A written provision in any maritime transaction or a contract evidencing a transaction involving commerce to settle by arbitration a controversy thereafter arising out of such contract or transaction, or the refusal to perform the whole or any part thereof, or an agreement in writing to submit to arbitration an existing controversy arising out of such a contract, transaction, or refusal, shall be valid, irrevocable, and enforceable, save upon such grounds as exist at law or in equity for the revocation of any contract.

The court found that the phrase “at law or in equity for the revocation of any contract” means that a PDAA can be challenged based on “general contract defenses such as fraud, duress, or unconscionability.”  However, the court held there is nothing in the FAA that permits a court to “ignore an otherwise valid arbitration agreement on equitable grounds.”  In other words, defeating a PDAA on the general ground of equity will not work; a challenging party must assert a specific equitable ground such fraud, duress, or unconscionability to sustain its argument that the PDAA should not be enforced. 

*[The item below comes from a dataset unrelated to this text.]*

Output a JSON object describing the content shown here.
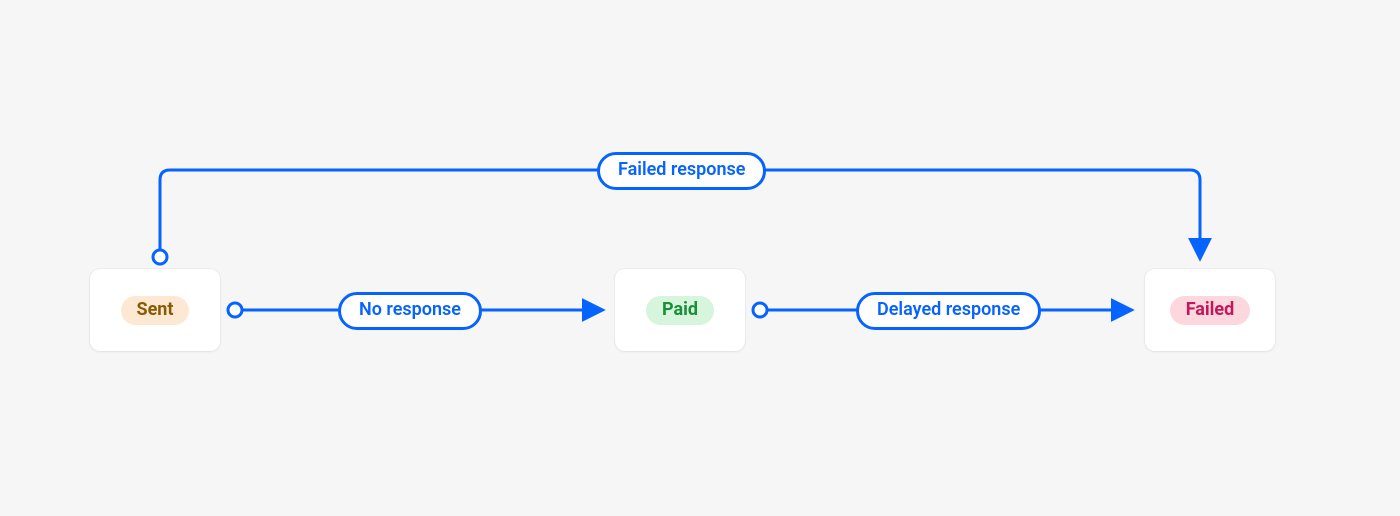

So, where is the FAA preemption issue?  The court found particularly important the fact that arbitration of crop insurance disputes is required by regulations promulgated under federal law (the Federal Crop Insurance Act, 7 U.S.C. sec. 1501).” We agree with [the insurer] that the Federal Arbitration Act prohibits a state court from ignoring a valid federally mandated arbitration clause on equitable grounds.”  

Arkansas and

In, Inc. v. McIllwain, issued on October 3, a divided Arkansas Supreme Court held that the PDAA in LegalZoom’s contract with its customers was valid and enforceable, even though the underlying case involved an allegation of the unauthorized practice of law (“UPL”).  As in Weidert, the court below declined to order arbitration and was later reversed.

LegalZoom’s terms of service contained a PDAA.[1]  The customer went online and ordered a Will from LegalZoom.  For reasons not clear to me from reading the opinion, the customer was evidently unhappy with the product he got from LegalZoom and eventually brought a class action lawsuit (I imagine he was very unhappy), alleging that LegalZoom was engaged in the unauthorized practice of law.

LegalZoom of course then moved to compel arbitration, arguing that the FAA required the court to enforce the PDAA.  The customer argued that ULP issues are traditionally matters of state law and that the LegalZoom contact, which limited its liability, was unconscionable.  He further asserted that the PDAA — which was otherwise admittedly very fair – was unconscionable because it essentially ousted the state from deciding ULP issues.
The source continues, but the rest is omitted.